Professor Abdelaziz KALLEL

 

Short biography:

Pr. Abdelaziz Kallel received the HDR degree from the Sfax University, Tunisia, in 2014. In 2007, he obtained the Ph.D. degree in physics from the Paris-Sud University, France. He got the engineering and M.S. degrees in telecoms from Sup'Com, Tunisia, in 2003 and 2004, respectively. He was a post doc scientist at LSCE, France and Tartu Observatory, Estonia, in 2008 and 2009, respectively. He is currently a senior researcher of remote sensing at Digital Research Centre of Sfax, Tunisia.

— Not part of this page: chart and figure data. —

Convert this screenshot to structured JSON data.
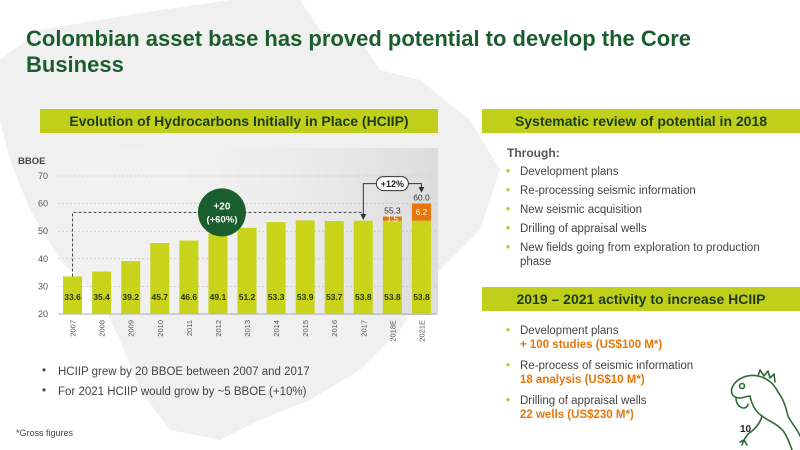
{
  "title": "Colombian asset base has proved potential to develop the Core Business",
  "left_header": "Evolution of Hydrocarbons Initially in Place (HCIIP)",
  "right_header_1": "Systematic review of potential in 2018",
  "right_header_2": "2019 – 2021 activity to increase HCIIP",
  "through_label": "Through:",
  "review_items": [
    "Development plans",
    "Re-processing seismic information",
    "New seismic acquisition",
    "Drilling of appraisal wells",
    "New fields going from exploration to production phase"
  ],
  "activity_items": [
    {
      "text": "Development plans",
      "highlight": "+ 100 studies (US$100 M*)"
    },
    {
      "text": "Re-process of seismic information",
      "highlight": "18 analysis (US$10 M*)"
    },
    {
      "text": "Drilling of appraisal wells",
      "highlight": "22 wells (US$230 M*)"
    }
  ],
  "notes": [
    "HCIIP grew by 20 BBOE between 2007 and 2017",
    "For 2021 HCIIP would grow by ~5 BBOE (+10%)"
  ],
  "footnote": "*Gross figures",
  "page_number": "10",
  "colors": {
    "title_green": "#1b5e2e",
    "header_yellow": "#bfcf1a",
    "bar_yellow": "#c8d31a",
    "increment_orange": "#e8760a",
    "badge_green": "#1b5e2e"
  },
  "icons": [
    "colombia-map-silhouette",
    "iguana-icon"
  ],
  "chart_data": {
    "type": "bar",
    "ylabel": "BBOE",
    "ylim": [
      20,
      70
    ],
    "yticks": [
      20,
      30,
      40,
      50,
      60,
      70
    ],
    "categories": [
      "2007",
      "2008",
      "2009",
      "2010",
      "2011",
      "2012",
      "2013",
      "2014",
      "2015",
      "2016",
      "2017",
      "2018E",
      "2021E"
    ],
    "base_values": [
      33.6,
      35.4,
      39.2,
      45.7,
      46.6,
      49.1,
      51.2,
      53.3,
      53.9,
      53.7,
      53.8,
      53.8,
      53.8
    ],
    "increments": [
      {
        "category": "2018E",
        "value": 1.5,
        "total": 55.3
      },
      {
        "category": "2021E",
        "value": 6.2,
        "total": 60.0
      }
    ],
    "base_labels": [
      "33.6",
      "35.4",
      "39.2",
      "45.7",
      "46.6",
      "49.1",
      "51.2",
      "53.3",
      "53.9",
      "53.7",
      "53.8",
      "53.8",
      "53.8"
    ],
    "increment_labels": [
      "1.5",
      "6.2"
    ],
    "total_labels": [
      "55.3",
      "60.0"
    ],
    "annotations": {
      "growth_badge_line1": "+20",
      "growth_badge_line2": "(+60%)",
      "forecast_badge": "+12%"
    },
    "grid": true,
    "legend": "none"
  }
}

Particularly, he is the head of the Remote Sensing for Smart Agriculture (RSSA) Team as well as the Laboratory of Signals, systeMs, aRtificial Intelligence and neTworkS (SMARTS). He was the coordinator of many projects regarding agriculture field and forest structure, growth and health monitoring using satellite and terrestrial sensors. His research interest concerns remote sensing signal modeling and application to vegetation (crop, plant, forest, …) cover property derivation based on AI techniques.

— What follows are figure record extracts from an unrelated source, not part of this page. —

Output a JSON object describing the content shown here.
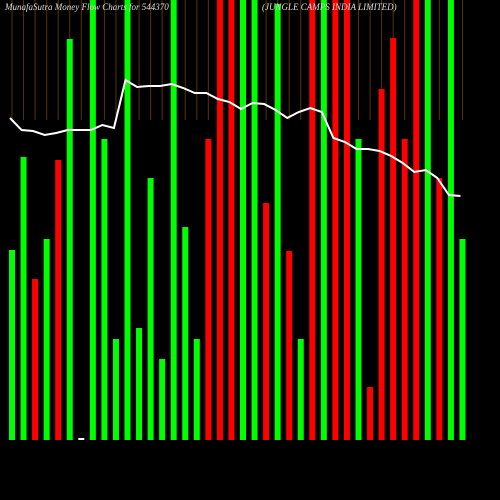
{
  "chart_data": {
    "type": "bar",
    "title": "MunafaSutra  Money Flow  Charts for 544370",
    "subtitle": "(JUNGLE CAMPS INDIA LIMITED)",
    "categories": [
      null,
      null,
      null,
      null,
      null,
      null,
      null,
      null,
      null,
      null,
      null,
      null,
      null,
      null,
      null,
      null,
      null,
      null,
      null,
      null,
      null,
      null,
      null,
      null,
      null,
      null,
      null,
      null,
      null,
      null,
      null,
      null,
      null,
      null,
      null,
      null,
      null,
      null,
      null,
      null
    ],
    "values": [
      190,
      283,
      161,
      201,
      280,
      401,
      2,
      440,
      301,
      101,
      440,
      112,
      262,
      81,
      440,
      213,
      101,
      301,
      440,
      440,
      440,
      440,
      237,
      436,
      189,
      101,
      440,
      440,
      440,
      440,
      301,
      53,
      351,
      402,
      301,
      440,
      440,
      262,
      440,
      201
    ],
    "colors": [
      "#00ff00",
      "#00ff00",
      "#ff0000",
      "#00ff00",
      "#ff0000",
      "#00ff00",
      "#ffffff",
      "#00ff00",
      "#00ff00",
      "#00ff00",
      "#00ff00",
      "#00ff00",
      "#00ff00",
      "#00ff00",
      "#00ff00",
      "#00ff00",
      "#00ff00",
      "#ff0000",
      "#ff0000",
      "#ff0000",
      "#00ff00",
      "#00ff00",
      "#ff0000",
      "#00ff00",
      "#ff0000",
      "#00ff00",
      "#ff0000",
      "#00ff00",
      "#ff0000",
      "#ff0000",
      "#00ff00",
      "#ff0000",
      "#ff0000",
      "#ff0000",
      "#ff0000",
      "#ff0000",
      "#00ff00",
      "#ff0000",
      "#00ff00",
      "#00ff00"
    ],
    "line": {
      "color": "#ffffff",
      "values": [
        322,
        310,
        309,
        305,
        307,
        310,
        310,
        310,
        315,
        312,
        360,
        353,
        354,
        354,
        356,
        352,
        347,
        347,
        341,
        338,
        331,
        337,
        336,
        330,
        322,
        328,
        332,
        328,
        302,
        298,
        291,
        291,
        289,
        284,
        277,
        268,
        270,
        262,
        245,
        244
      ]
    },
    "ylim": [
      0,
      440
    ]
  }
}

Title and short abstract of the presentation:

Vegetation cover monitoring using satellite image and based on Artificial Intelligence

Nowadays, many satellites are lunched with new generations of sensors dedicated to study the earth properties with high accuracy. For instance, many satellites are developed to monitor vegetation cover. On board sensors contain different wavelengths (i.e. colors) in visible and infrared that are well sensitive to the vegetation properties such as the leaf density, chlorophyll, and water contents of leaves. The link between the images and the vegetation properties can be learned using simulated data and based on deep learning techniques. Monitoring vegetation cover using satellite image time series allows to study their properties variation in time and space which can provide important information on vegetation health, need and growth. In this presentation, we will present how satellite images can be used in many applications in agriculture such as water management, anomaly detection and yield estimation. Many projects regarding crop study using satellite images and artificial intelligence that are conducted in our team will be summarized and learned lessons will be shown.